Bunny-Eat-Bunny World

A much-anticipated panel on children’s books at NYU‘s Summer Publishing Institute brought out an amazing array of publishing talent, with newly minted literary agent Brenda Bowen moderating. Included in the lineup were Ellie Berger, President of Scholastic Trade Publishing; Megan Tingley, Publisher of Little, Brown Books for Young Readers; Don Weisberg, President of Penguin’s Young Readers Group; Felicia Frazier, SVP and Director of Sales at Penguin, and Jean Feiwel, SVP and Director, Macmillan Children’s Publishing Group.Bowen began with an overview of each panelist’s background in “this bunny eat bunny world,” and then asked each speaker to make observations about the industry. Weisberg, whose focus on children’s began only a year ago after a career spent in sales and management at Random House, remarked on how many constituencies children’s publishers have to serve—including children in multiple age groups, but also extending to parents, librarians, and teachers. Frazier added grandparents to the list of powerful constituents, as they make up 25% of all children’s book buyers.

Each speaker talked not only about his or her own books, but about other authors and titles. Favorites included Jay Asher‘s Th1rteen R3asons Why (which was initially a tough sell for Penguin because it deals with teen suicide); the phenomenally successful Diary of a Wimpy Kid, which gained its following through Scholastic book clubs; and, of course, Little, Brown’s Twilight series—books that all the students seemed to have read. Megan Tingley talked about hating both romance and horror genres, but falling in love with the manuscript of Twilight on a plane trip to California . . . and the rest is history.

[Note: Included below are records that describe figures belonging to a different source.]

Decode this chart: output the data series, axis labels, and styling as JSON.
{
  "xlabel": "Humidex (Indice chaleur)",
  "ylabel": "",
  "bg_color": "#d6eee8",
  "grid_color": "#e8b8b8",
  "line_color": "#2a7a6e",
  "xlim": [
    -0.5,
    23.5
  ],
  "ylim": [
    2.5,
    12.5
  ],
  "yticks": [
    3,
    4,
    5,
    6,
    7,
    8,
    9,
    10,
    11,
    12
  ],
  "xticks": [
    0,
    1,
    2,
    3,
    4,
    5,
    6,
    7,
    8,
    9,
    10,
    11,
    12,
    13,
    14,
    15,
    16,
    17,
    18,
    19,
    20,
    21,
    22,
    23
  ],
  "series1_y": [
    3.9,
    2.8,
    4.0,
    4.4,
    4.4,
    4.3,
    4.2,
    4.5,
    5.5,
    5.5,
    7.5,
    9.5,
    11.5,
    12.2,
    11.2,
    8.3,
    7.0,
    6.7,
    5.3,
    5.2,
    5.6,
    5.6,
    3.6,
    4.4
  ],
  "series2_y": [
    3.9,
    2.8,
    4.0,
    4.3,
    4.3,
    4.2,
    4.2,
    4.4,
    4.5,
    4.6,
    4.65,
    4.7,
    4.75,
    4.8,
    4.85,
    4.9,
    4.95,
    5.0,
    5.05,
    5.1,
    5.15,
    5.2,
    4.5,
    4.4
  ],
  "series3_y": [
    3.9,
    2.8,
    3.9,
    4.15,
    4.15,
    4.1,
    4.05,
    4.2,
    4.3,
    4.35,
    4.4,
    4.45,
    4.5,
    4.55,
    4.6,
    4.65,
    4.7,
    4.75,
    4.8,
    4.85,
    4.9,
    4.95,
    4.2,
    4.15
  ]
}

But everyone had their mega-successes, and Berger talked about Rick Riordan‘s 39 Clues and Suzanne Collins‘s Hunger Games series, while Feiwell discussed inventing the children’s series market with brands such as The Babysitters Club and Goosebumps. Weisberg mentioned John Green‘s ability to communicate with his readers via his own website, sparksflyup.com, and gave as an example a recent book signing, where a thousand fans showed up to see him.

In the end, everyone agreed that children’s book publishers will always have a place finding and promoting authors, regardless of which formats are used for reading in years to come. What excites this particular set of publishers is that now children’s books (which have always been a source of profit for their houses) are getting the attention they deserve. As Tingley said about her author Stephenie Meyer (who recently appeared in concert with her favorite band): “Who would have believed people would think of an author as a rock star?” But Meyer, and J. K. Rowling, John Green, and others have proven that while you can’t make the book jacket too sexy (or scary), it doesn’t mean their authors aren’t cool.